Saturday, July 11, 2009

China curbs diesel exports, seeks higher locals margins

SINGAPORE: China’s state refiners will reduce diesel exports in July, as they target higher profit margins at home after two rounds of pump price hikes last month and deterred by the sluggish Asian demand. The world’s number two energy user will keep gasoline exports stable at 330,000 tons this month, in the face of rising car sales. Traders estimated July diesel exports to slow to 120,000 tons from 200,000 tons in June, as the country is also seeing signs of recovery in the economy, which is expected to grow about 8 percent this year, the State Information Center said.

The shipments exclude diesel supplies in transit, or bonded diesel volumes, that are not for domestic sales.

To grab better domestic margins, China’s top dozen refi neries will boost July crude run rates by 9-10 percent to a record of 2.67 million barrels per day (bpd).

Chinese state refiners are holding back more supplies in July, especially after the retail fuel-price hikes spurred an 11 percent rise in wholesale diesel prices last month.

The two rounds of retail diesel price rise amounted to a whopping 17 percent in June, above the 15 percent increase in gasoline rates at the pumps, said US-based consultant Paul Ting.

“This massive increase certainly increased the attraction of selling diesel in the domestic market. In addition, we note that diesel inventory has come down faster than gasoline inventory,” he added.

Hefty diesel exports over the past two months also helped to draw down stockpiles. Official customs data showed China’s diesel exports, including bonded supplies, were 128,000 bpd for April to May.

“The economics are more favorable if they keep supplies back home. Outside China, demand in Asia is very poor,” said one trader in Singapore.

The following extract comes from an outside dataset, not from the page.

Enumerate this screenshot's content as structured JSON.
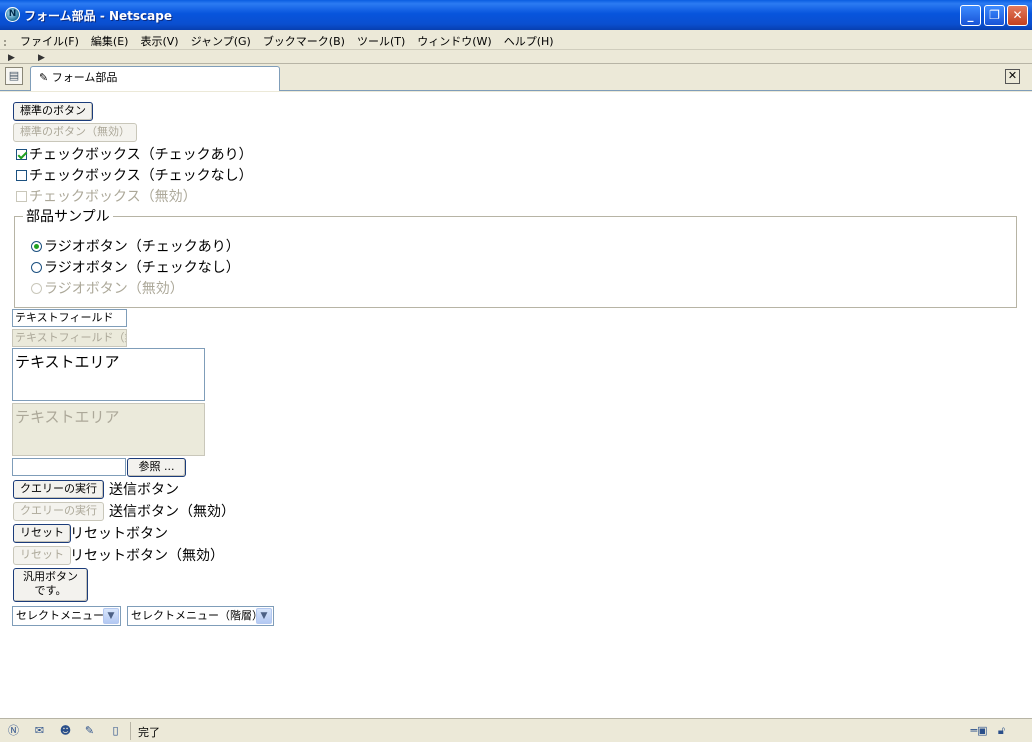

Lower diesel shipments from China for July offered some support to the Singapore gas oil crack spread to $6.50 a barrel, up from $6 lows earlier in the week.

But the Asian gas oil market is still saddled by weak demand from key buyers Indonesia, which is reducing imports to 3.0 million barrels in August from last year’s monthly average of 5.0-6.0 million barrels.

And Vietnam, which is expected to get some 25,000 tons a month of gas oil from its new Dung Quat refinery this month, has reduced its third-quarter imports by 40 percent year-on-year.

Traders also said that despite nascent signs of economic recovery, it is still too early to conclude that China’s oil demand is on track for a strong rebound, especially since the price increases could be a dampener.

For example, gasoline inventories held last month by state refiners CNPC, parent of PetroChina, and Sinopec jumped by 7.6 percent in June versus 5.4 million tons at the end of May.

Diesel stocks rose by a smaller 1.4 percent in the same period from about 6.3 million tons at the end of the previous month.

Chinese fuel oil demand used for power generation in factories is dwindling due to a switch to liquefied natural gas (LNG).

With China National Offshore Oil Corp (CNOOC) buying more spot LNG supplies to cover peak demand for power generation in summer, fuel oil imports fell and the trend is expected to continue over the next couple of months.

China is seen to have imported 1.95-2.0 million tons for June, down 15-17 percent from May.